- Length: 6.9 mi (11.1 km)
- Location: Indianapolis, Indiana
- Trailheads: Ellenberger Park 39°46′31″N 86°04′26″W﻿ / ﻿39.77535°N 86.07384°W Garfield Park 39°44′09″N 86°08′48″W﻿ / ﻿39.73593°N 86.14666°W
- Use: Hiking, Biking, Rollerblading
- Season: Year round during daylight
- Surface: Mostly Asphalt
- Website: www.indy.gov

= Pleasant Run Greenway =

Shared-use path in Indianapolis, Indiana, US

The Pleasant Run Greenway, also known as the Pleasant Run Trail, is a shared-use path in Indianapolis, Indiana. It runs for 6.9 mi from Ellenberger Park, through Christian Park, to Garfield Park. It follows the general course of Pleasant Run Creek as it flows to the south and west. Most of the greenway is located within the parkway on one side or the other of the creek; the parkway itself is part of the historic Indianapolis Park and Boulevard System. In several places, the greenway is routed on sidewalks of city streets due to existing structures and facilities that make the parkway itself discontinuous.

==Construction==
In 1994, the Indianapolis Department of Parks and Recreation presented the Indianapolis Greenways Plan to establish a system of linear parks consisting of 14 corridors; one of those was Pleasant Run. Construction of the greenway began in 1997 and was officially opened in August 1998. Much of the greenway lies within the existing Pleasant Run Parkway; the parkway itself had been constructed in the 1920s as part of the Indianapolis Park and Boulevard System.

Most of the greenway is asphalt and is 5–12 ft wide. Exceptions are in Ellenberger Park, where crushed limestone is used, and those places where the path uses existing sidewalks along streets. Every quarter-mile is marked; the first marker in Ellenberger Park is mile 2 because of plans to extend the trail further east.

==Route==
The Pleasant Run Greenway starts in the southwest corner of Ellenberger Park in Irvington and follows the north bank of the creek west and south to the Kin Hubbard Memorial, a small park bounded by Emerson Avenue, New York Street, and Pleasant Run Parkway North Drive. From there the trail heads south along Emerson over the creek to Washington Street. It follows Washington Street west back across the creek and again runs along the north bank for a short distance until it turns south across Pleasant Run Parkway North Drive. A pathway to Thomas Carr Howe Community High School connects at that point. The greenway continues along the north bank until both it and the parkway cross the creek under the CSX (formerly Baltimore and Ohio) railroad bridge. At Brookville Road, the trail again crosses from the south bank to the north bank and passes through Christian Park, connecting with several paths within the park.

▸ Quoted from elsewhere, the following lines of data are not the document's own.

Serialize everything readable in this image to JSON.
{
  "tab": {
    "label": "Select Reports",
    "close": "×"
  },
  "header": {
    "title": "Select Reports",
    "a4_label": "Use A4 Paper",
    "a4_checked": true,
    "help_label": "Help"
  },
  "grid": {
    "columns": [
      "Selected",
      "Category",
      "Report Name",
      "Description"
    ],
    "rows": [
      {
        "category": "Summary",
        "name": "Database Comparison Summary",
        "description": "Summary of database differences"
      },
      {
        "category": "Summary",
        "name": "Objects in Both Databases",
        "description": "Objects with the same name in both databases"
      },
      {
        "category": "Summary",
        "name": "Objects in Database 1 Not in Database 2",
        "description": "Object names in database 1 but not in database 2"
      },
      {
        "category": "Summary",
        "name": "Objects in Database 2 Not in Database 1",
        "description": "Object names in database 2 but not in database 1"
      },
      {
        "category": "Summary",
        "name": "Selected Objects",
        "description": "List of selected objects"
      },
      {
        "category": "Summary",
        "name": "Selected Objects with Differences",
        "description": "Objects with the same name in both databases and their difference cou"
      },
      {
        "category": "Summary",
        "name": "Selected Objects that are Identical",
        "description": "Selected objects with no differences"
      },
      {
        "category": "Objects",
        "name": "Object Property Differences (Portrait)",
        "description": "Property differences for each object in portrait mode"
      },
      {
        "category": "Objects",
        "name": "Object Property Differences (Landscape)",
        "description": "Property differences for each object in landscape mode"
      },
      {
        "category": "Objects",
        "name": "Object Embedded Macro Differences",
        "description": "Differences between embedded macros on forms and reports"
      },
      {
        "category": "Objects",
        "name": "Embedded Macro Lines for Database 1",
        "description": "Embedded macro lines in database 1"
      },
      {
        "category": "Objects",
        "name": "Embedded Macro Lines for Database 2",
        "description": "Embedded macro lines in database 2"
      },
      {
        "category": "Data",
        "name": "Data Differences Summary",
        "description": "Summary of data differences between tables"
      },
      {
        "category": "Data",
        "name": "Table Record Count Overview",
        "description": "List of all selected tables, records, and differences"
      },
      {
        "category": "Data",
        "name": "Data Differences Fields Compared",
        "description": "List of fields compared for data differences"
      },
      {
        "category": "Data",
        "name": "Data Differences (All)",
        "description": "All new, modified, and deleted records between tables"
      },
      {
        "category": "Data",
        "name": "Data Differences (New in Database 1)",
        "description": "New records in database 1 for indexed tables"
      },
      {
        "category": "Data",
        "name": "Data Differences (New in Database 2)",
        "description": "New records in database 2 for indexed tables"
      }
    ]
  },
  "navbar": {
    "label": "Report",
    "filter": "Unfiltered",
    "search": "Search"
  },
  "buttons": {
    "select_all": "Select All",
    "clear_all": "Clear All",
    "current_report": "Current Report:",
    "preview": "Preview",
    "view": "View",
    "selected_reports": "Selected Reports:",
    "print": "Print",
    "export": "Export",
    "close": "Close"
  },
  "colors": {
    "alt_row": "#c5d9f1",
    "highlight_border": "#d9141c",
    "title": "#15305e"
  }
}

At the intersection of English and Avon avenues, the Pleasant Run Greenway diverges from the creek and is routed along sidewalks on English Avenue to Pleasant Run Parkway North Drive. The greenway continues west between the parkway and the creek to Keystone Avenue, at which point it is again routed on sidewalks south on Keystone and east on Prospect Street until it again meets the creek. There are signs marking the trail in those locations where it uses city sidewalks.

From Prospect Street, the greenway runs along the north bank of Pleasant Run, passing by Orange Park. Near Spruce Street, a pedestrian bridge takes the trail to the south bank, where it continues in a westward direction under the Interstate 65 bridge. At Shelby Street, the greenway intersects with a cycle track that connects with the Indianapolis Cultural Trail to the north. West of Shelby Street, the greenway turns south with the creek, passing through the southeast corner of the Bates-Hendricks neighborhood. South of Beecher Street, it travels under the Indianapolis Belt Railroad tracks and enters the north edge of Garfield Park, passing on a boardwalk under the Raymond Street bridge. The greenway ends at Pagoda Drive in the park, but several paths within the park connect with it.

==Future plans==
In 2021, the city began design work to extend the trail west from Garfield Park along the creek to Bluff Road, with an extension on Bluff Road north to Raymond Street and south to Troy Avenue. The new segments allow a future connection to the Wapahani Trail along the White River. Construction is scheduled to start in Spring 2023 and finish in late Fall 2023 and will cost $4 million. In the same time period, a $5 million project will rehabilitate and improve the existing segments of the trail between Garfield Park and Prospect Avenue and between English Avenue and Ritter Avenue.

An extension south and east from Ellenberger Park toward Arlington Avenue and the Pennsy Trail is in the city's long range plans. A connector running north along the west side of Shelby Street to Fountain Square and the Indianapolis Cultural Trail was completed in 2011.